I mean, he knows that we know how to design cars. But all of those comments just supported the fact that people were having an emotional response. And if everything that we’ve done with the reimagination of Jaguar has been linked to art and emotional connection, we took real pride in those responses.
For us in the U.K., the best thing that happened was that the politician Nigel Farage—he’s friends with Trump—posted that he was very angry about it. That was probably the best thing that ever happened. More than Musk, it was really about the frustration of people jumping to a conclusion without understanding the full picture. Now that we’ve shown the car, whether they love it or hate it, they won’t argue with why we’ve done what we’ve done.

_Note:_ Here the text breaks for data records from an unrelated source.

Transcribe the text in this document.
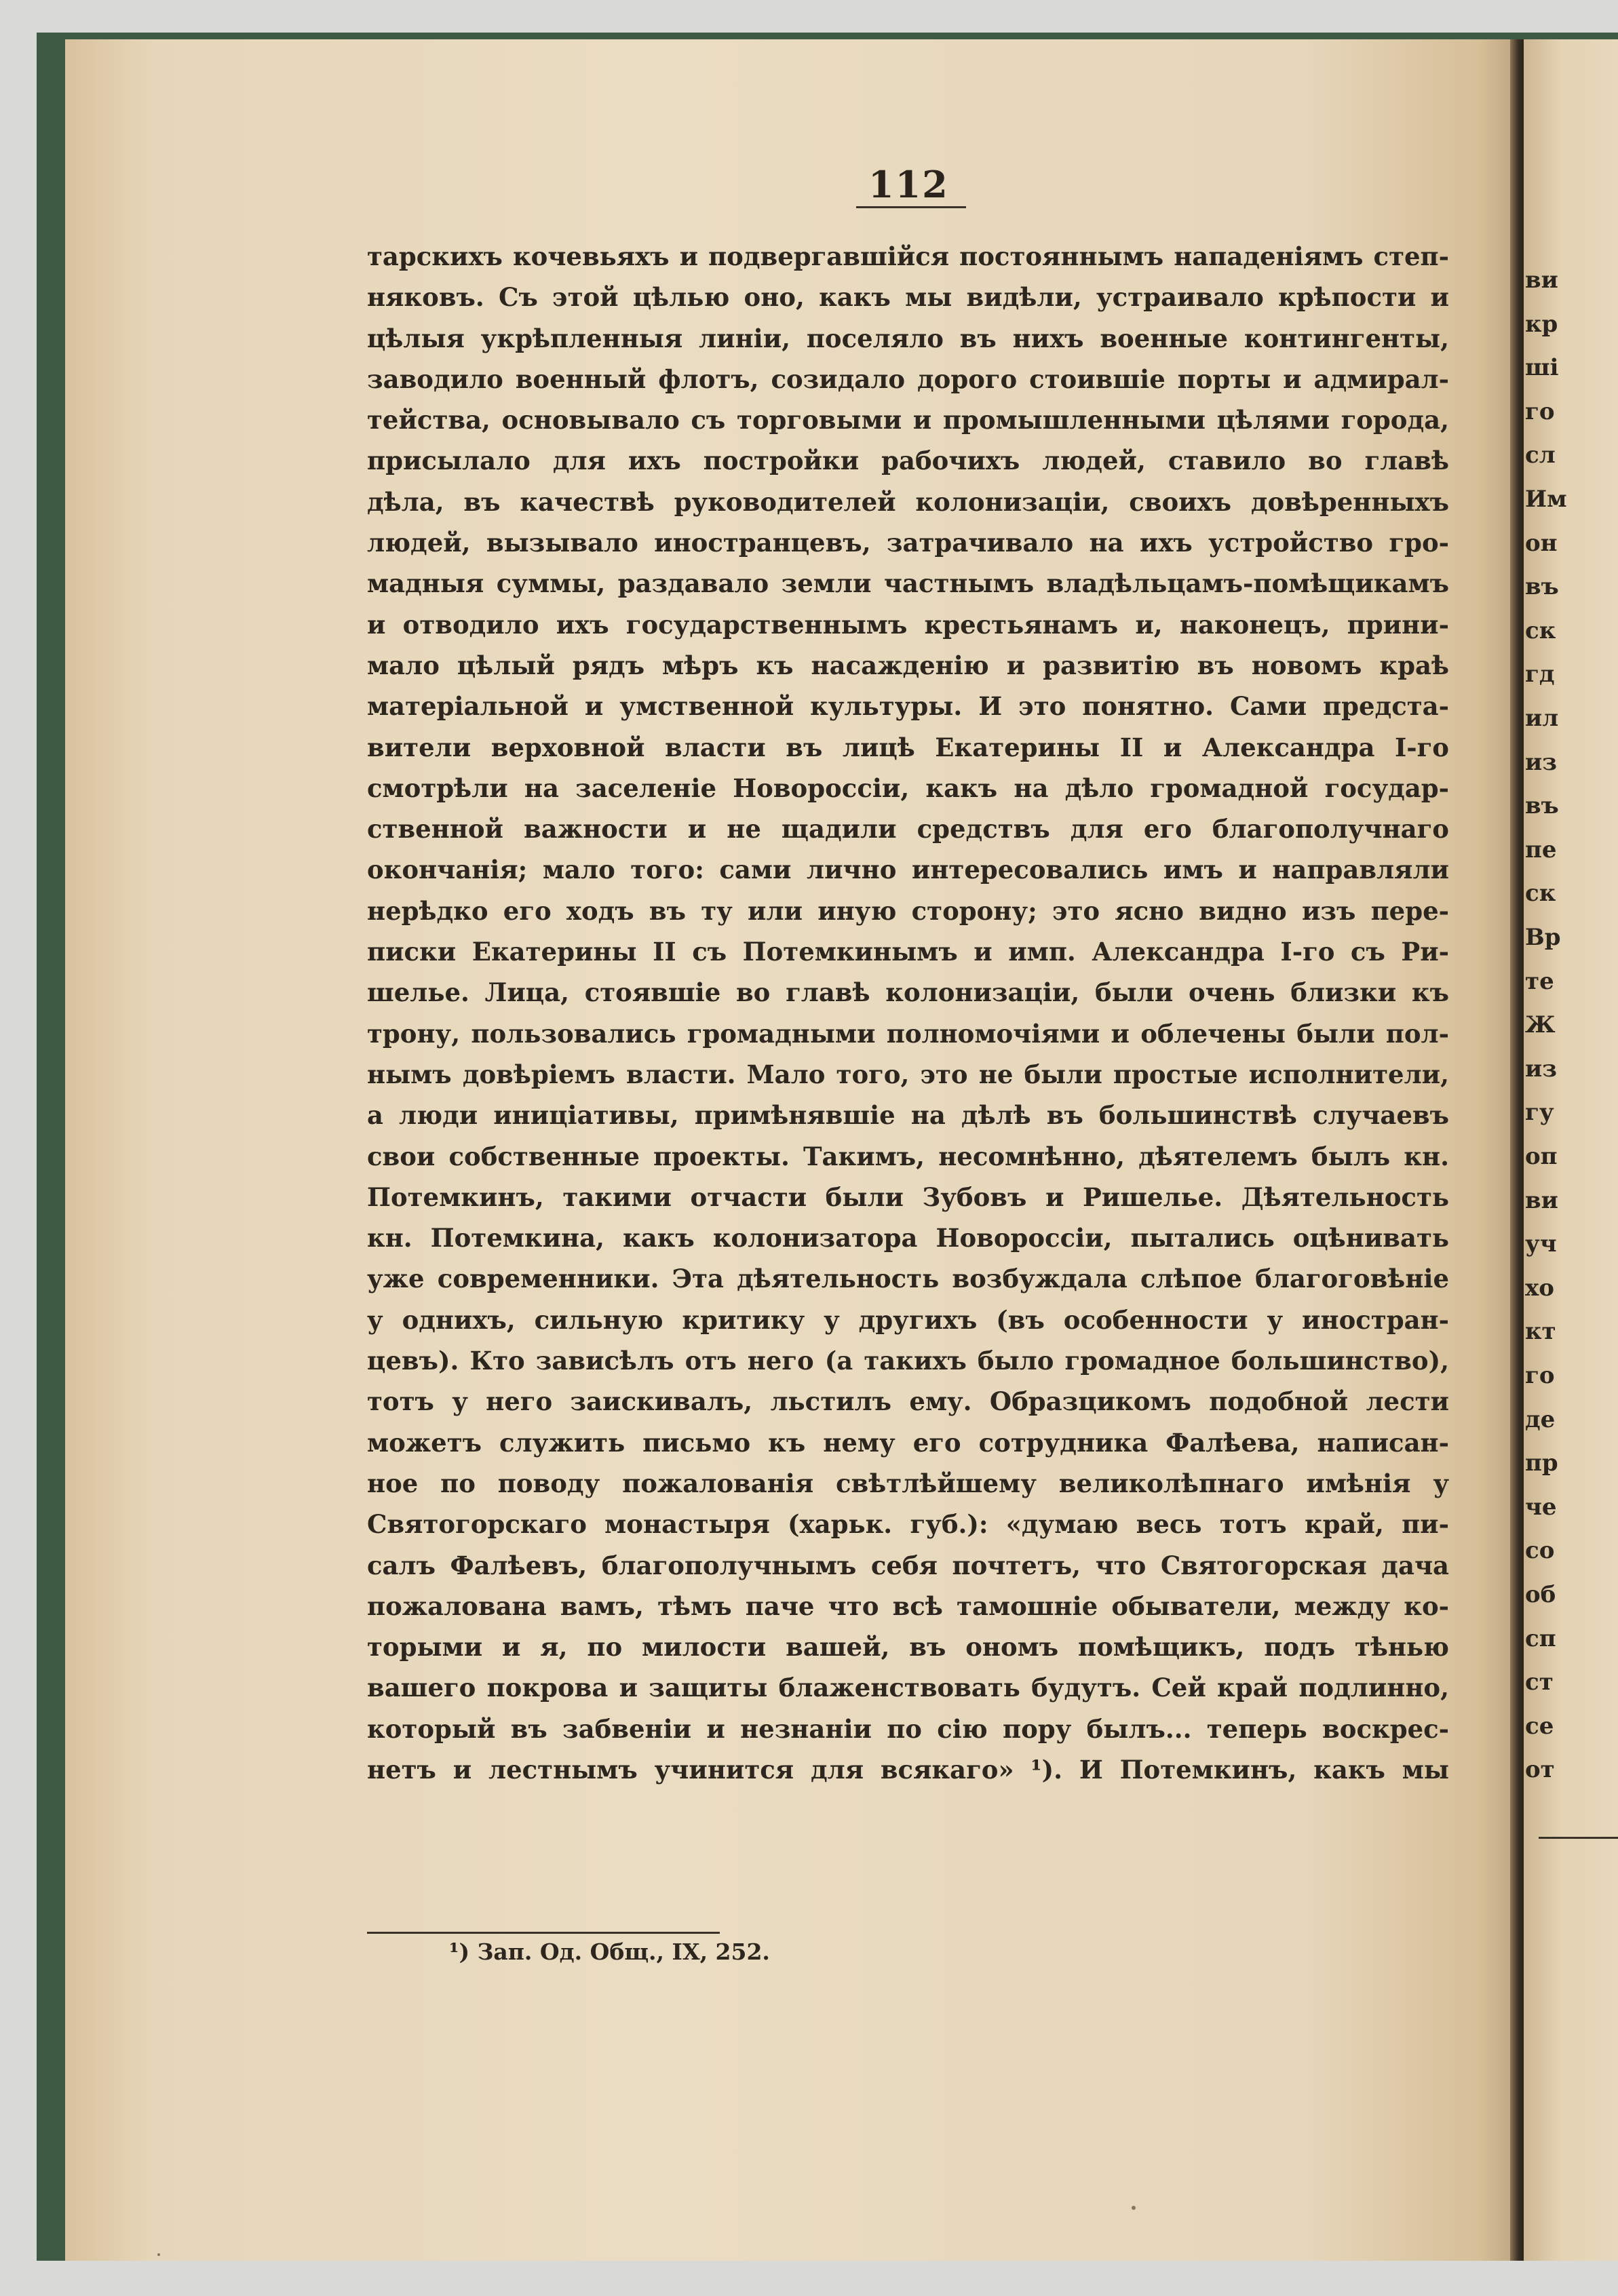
ви
кр
ші
го
сл
Им
он
въ
ск
гд
ил
из
въ
пе
ск
Вр
те
Ж
из
гу
оп
ви
уч
хо
кт
го
де
пр
че
со
об
сп
ст
се
от
112
тарскихъ кочевьяхъ и подвергавшійся постояннымъ нападеніямъ степ-
няковъ. Съ этой цѣлью оно, какъ мы видѣли, устраивало крѣпости и
цѣлыя укрѣпленныя линіи, поселяло въ нихъ военные контингенты,
заводило военный флотъ, созидало дорого стоившіе порты и адмирал-
тейства, основывало съ торговыми и промышленными цѣлями города,
присылало для ихъ постройки рабочихъ людей, ставило во главѣ
дѣла, въ качествѣ руководителей колонизаціи, своихъ довѣренныхъ
людей, вызывало иностранцевъ, затрачивало на ихъ устройство гро-
мадныя суммы, раздавало земли частнымъ владѣльцамъ-помѣщикамъ
и отводило ихъ государственнымъ крестьянамъ и, наконецъ, прини-
мало цѣлый рядъ мѣръ къ насажденію и развитію въ новомъ краѣ
матеріальной и умственной культуры. И это понятно. Сами предста-
вители верховной власти въ лицѣ Екатерины II и Александра I-го
смотрѣли на заселеніе Новороссіи, какъ на дѣло громадной государ-
ственной важности и не щадили средствъ для его благополучнаго
окончанія; мало того: сами лично интересовались имъ и направляли
нерѣдко его ходъ въ ту или иную сторону; это ясно видно изъ пере-
писки Екатерины II съ Потемкинымъ и имп. Александра I-го съ Ри-
шелье. Лица, стоявшіе во главѣ колонизаціи, были очень близки къ
трону, пользовались громадными полномочіями и облечены были пол-
нымъ довѣріемъ власти. Мало того, это не были простые исполнители,
а люди иниціативы, примѣнявшіе на дѣлѣ въ большинствѣ случаевъ
свои собственные проекты. Такимъ, несомнѣнно, дѣятелемъ былъ кн.
Потемкинъ, такими отчасти были Зубовъ и Ришелье. Дѣятельность
кн. Потемкина, какъ колонизатора Новороссіи, пытались оцѣнивать
уже современники. Эта дѣятельность возбуждала слѣпое благоговѣніе
у однихъ, сильную критику у другихъ (въ особенности у иностран-
цевъ). Кто зависѣлъ отъ него (а такихъ было громадное большинство),
тотъ у него заискивалъ, льстилъ ему. Образцикомъ подобной лести
можетъ служить письмо къ нему его сотрудника Фалѣева, написан-
ное по поводу пожалованія свѣтлѣйшему великолѣпнаго имѣнія у
Святогорскаго монастыря (харьк. губ.): «думаю весь тотъ край, пи-
салъ Фалѣевъ, благополучнымъ себя почтетъ, что Святогорская дача
пожалована вамъ, тѣмъ паче что всѣ тамошніе обыватели, между ко-
торыми и я, по милости вашей, въ ономъ помѣщикъ, подъ тѣнью
вашего покрова и защиты блаженствовать будутъ. Сей край подлинно,
который въ забвеніи и незнаніи по сію пору былъ... теперь воскрес-
нетъ и лестнымъ учинится для всякаго» ¹). И Потемкинъ, какъ мы
¹) Зап. Од. Общ., IX, 252.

Jaguar has culled its lineup to just one model in the U.S., the F-Pace SUV and, for the first time in its history, stopped selling any vehicles at all in the U.K. Are you worried that stepping away from the industry will hurt the brand?
It’s required for a fundamental reset because when we come to market with the new products, we can’t have a world where we’re showing something that is retrospective with something that needs that clear space.
You’re no stranger to reinvention. Jaguar’s Land Rover sister brand discontinued its beloved Defender 4×4 eight years ago to relaunch it as a modern SUV. Does the Type 00 take a page from that playbook?
We have confidence because of what we did with Defender. There was a huge amount of emotion around the original, and when we changed that, people said, “It’s not like the old one. I can’t love it,” but now people have fallen in love with it. With the Type 00, it might be that people quite like it later or they might not like it at all, and that’s okay. It comes back to people’s emotional connection to art. You can’t rationalize why you fall in love with art. We don’t all like all art.
Are you concerned about losing your core customers?
Jaguar is not about being loved by everyone. The campaign was more about getting people to understand that everything is changing. We’re not just redesigning the car. You know, the people who love Jaguar for what it was are not the audience that are going to enable Jaguar to move forward.